InCAR was quietly disbanded in 1996 as PLP decided, for both strategic and financial reasons, to continue InCAR's intense anti-racist work only from within PLP. The party began to argue that itself and InCAR had many duplicate memberships, duplicate or highly similar articles for publication across both the party's newspaper Challenge and InCAR's magazine Arrow, duplicate international chapters similarly containing overlapping memberships, and that all of this was highly costly as well as being fundamentally unnecessary. As long as PLP was going to continue to advocate communism openly, it was argued, then it was pointless to try to maintain a separate organization into which non-communists could "slowly and gradually" be won to the party's ideas. Lastly, as a practical matter, InCAR was simply not getting enough recruits to remain valuable to PL as a separate entity.

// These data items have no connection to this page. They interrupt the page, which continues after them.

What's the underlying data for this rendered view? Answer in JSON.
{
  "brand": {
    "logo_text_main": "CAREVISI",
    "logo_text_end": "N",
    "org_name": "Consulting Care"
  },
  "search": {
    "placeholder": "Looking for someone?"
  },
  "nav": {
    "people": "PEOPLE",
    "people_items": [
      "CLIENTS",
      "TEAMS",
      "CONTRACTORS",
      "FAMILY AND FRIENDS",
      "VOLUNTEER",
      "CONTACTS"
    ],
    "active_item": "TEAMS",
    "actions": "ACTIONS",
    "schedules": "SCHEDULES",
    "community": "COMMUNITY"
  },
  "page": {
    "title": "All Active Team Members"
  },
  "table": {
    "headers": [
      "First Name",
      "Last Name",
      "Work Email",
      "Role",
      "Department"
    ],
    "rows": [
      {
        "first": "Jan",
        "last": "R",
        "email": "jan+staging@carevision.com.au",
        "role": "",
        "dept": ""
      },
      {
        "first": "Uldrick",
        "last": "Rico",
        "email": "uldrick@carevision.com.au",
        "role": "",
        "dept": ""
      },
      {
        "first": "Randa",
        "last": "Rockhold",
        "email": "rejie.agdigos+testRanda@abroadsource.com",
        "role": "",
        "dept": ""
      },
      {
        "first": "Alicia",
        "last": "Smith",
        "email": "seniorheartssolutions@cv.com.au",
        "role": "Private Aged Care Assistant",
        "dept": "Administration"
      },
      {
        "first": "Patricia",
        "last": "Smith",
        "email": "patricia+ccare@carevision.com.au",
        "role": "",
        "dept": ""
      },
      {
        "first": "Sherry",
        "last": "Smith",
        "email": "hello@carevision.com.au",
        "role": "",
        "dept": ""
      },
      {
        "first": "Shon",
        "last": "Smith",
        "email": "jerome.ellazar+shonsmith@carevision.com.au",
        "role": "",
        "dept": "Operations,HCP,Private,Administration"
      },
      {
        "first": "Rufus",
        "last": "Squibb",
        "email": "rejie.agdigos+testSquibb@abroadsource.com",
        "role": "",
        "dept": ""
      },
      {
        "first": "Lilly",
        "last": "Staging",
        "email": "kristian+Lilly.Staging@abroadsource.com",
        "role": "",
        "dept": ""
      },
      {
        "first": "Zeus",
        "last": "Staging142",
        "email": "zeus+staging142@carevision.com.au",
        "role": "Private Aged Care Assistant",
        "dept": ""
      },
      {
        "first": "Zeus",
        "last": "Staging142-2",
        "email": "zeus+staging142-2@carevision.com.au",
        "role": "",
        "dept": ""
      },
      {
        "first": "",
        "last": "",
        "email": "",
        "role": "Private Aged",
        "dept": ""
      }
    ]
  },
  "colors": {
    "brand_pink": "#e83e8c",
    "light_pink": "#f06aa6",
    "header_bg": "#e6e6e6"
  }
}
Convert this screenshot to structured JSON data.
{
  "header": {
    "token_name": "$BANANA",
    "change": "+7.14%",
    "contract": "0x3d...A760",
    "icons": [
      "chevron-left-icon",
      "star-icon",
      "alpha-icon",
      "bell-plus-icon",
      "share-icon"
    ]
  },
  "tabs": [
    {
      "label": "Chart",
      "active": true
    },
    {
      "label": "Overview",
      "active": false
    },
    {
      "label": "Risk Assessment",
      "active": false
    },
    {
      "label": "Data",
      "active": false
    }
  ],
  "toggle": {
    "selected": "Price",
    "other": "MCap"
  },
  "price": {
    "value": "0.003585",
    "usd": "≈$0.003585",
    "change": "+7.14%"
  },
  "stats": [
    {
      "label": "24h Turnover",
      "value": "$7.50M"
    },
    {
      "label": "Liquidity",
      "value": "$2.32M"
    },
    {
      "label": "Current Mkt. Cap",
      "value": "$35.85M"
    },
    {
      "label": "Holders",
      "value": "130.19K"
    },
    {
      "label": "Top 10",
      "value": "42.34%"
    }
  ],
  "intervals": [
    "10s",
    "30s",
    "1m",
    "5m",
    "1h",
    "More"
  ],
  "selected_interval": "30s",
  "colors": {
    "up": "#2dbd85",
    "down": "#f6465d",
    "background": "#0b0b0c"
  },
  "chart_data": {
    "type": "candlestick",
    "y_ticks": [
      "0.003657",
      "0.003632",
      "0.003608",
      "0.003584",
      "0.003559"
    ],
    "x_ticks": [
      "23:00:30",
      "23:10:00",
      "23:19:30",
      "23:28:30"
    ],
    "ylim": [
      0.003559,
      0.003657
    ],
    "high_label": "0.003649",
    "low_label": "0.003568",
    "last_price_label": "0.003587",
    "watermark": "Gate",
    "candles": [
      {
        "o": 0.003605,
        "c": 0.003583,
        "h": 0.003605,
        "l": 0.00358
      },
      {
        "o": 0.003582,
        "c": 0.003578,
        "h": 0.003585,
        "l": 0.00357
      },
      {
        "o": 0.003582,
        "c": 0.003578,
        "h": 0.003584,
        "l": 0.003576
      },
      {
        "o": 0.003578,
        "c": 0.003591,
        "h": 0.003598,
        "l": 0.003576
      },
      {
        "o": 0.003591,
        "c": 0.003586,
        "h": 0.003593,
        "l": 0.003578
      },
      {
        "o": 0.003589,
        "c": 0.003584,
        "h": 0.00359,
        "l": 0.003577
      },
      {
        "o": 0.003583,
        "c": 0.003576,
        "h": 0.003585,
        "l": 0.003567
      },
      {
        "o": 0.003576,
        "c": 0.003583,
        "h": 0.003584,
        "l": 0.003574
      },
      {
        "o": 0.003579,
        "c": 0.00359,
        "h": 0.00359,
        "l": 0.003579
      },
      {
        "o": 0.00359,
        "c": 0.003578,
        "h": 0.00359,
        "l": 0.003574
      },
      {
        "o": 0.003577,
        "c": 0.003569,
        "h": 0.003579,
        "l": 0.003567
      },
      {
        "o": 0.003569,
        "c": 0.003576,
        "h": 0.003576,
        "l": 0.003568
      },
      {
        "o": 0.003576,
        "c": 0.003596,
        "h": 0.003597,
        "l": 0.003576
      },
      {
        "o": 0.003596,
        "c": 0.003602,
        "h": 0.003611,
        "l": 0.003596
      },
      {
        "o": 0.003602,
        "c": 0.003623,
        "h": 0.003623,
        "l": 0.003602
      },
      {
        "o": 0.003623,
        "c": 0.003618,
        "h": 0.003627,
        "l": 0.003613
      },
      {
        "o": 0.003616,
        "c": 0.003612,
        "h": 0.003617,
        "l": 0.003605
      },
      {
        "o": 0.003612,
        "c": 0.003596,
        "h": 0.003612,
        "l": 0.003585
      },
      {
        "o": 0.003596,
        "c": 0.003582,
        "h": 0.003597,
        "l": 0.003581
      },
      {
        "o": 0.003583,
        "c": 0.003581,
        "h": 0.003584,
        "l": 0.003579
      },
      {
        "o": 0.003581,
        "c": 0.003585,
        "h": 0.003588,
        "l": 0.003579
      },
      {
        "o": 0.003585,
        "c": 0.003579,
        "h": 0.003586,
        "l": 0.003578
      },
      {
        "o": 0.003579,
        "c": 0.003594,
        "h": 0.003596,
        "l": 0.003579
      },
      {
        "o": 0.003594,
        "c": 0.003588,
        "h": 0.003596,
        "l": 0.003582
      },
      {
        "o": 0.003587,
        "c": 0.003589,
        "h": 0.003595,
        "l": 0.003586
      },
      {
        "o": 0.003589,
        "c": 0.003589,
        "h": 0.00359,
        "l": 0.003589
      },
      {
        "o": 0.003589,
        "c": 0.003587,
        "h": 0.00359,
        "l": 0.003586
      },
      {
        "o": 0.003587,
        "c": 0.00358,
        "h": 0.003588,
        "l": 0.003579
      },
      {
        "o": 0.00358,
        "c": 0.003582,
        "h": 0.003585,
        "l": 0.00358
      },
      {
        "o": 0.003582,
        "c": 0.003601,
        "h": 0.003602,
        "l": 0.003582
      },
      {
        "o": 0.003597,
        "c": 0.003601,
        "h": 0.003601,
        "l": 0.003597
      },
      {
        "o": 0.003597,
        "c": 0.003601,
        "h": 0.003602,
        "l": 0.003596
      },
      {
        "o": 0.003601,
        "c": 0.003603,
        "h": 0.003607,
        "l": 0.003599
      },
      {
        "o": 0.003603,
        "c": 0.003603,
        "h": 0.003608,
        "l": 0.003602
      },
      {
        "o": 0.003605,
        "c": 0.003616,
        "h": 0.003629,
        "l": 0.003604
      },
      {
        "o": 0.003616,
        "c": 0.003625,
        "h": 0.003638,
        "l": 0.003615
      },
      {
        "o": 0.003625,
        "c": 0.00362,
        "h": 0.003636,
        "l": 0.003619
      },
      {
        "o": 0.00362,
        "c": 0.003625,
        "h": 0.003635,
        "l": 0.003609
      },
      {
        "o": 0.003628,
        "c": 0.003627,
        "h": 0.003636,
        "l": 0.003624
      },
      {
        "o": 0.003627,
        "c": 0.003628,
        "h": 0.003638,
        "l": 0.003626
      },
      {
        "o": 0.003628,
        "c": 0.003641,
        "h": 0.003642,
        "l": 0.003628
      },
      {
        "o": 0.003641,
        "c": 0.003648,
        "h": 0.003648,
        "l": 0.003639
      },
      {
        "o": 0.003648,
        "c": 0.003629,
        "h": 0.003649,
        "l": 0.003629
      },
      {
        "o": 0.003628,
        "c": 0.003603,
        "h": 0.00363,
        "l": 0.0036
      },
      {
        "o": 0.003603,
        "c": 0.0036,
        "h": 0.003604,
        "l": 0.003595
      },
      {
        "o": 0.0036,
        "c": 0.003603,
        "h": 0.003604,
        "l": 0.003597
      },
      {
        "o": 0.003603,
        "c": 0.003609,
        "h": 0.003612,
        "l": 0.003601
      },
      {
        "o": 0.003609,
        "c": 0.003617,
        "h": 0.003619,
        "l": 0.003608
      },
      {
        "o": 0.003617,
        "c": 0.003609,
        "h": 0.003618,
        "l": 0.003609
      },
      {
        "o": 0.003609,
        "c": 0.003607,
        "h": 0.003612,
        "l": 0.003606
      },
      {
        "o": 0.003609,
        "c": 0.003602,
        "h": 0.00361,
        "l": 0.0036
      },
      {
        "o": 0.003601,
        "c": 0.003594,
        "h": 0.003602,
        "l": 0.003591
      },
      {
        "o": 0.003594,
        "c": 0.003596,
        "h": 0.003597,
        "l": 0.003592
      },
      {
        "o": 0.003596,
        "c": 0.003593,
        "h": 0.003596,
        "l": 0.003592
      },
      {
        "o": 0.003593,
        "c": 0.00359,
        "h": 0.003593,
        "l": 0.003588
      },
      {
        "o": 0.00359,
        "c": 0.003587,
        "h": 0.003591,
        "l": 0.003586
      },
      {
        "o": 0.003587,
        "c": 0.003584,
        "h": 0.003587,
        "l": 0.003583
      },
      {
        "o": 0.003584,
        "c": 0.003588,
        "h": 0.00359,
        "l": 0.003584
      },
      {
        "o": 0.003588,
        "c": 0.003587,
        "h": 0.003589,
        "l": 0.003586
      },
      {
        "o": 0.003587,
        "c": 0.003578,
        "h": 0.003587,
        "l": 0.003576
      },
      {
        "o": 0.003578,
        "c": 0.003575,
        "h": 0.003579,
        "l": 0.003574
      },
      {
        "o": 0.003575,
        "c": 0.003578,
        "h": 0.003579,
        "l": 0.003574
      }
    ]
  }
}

The decision to disband InCAR gave an extra boost to a renewed PL P focus on "basebuilding" in the working class, a theory that rests heavily upon what InCAR was designed to do—win the masses gradually and genuinely to a fully communist world outlook. The difference, PLP now argues, is that the slow and gradual process is now being conducted directly into a communist party, rather than first to anti-racism, and then to communism, as it had been previously thought was necessary to do.

PLP today holds to a fierce rejection of the Maoist doctrine of mass line that calls for a more liberal line when working with the masses versus a fully communist-ideology party line to be used within the ideology and functioning of the actual Party. Its rejection of that principle in the mid-1990s as essentially dishonest (it today calls for "one line" across all its political functioning) made the disbanding of InCAR all the more likely.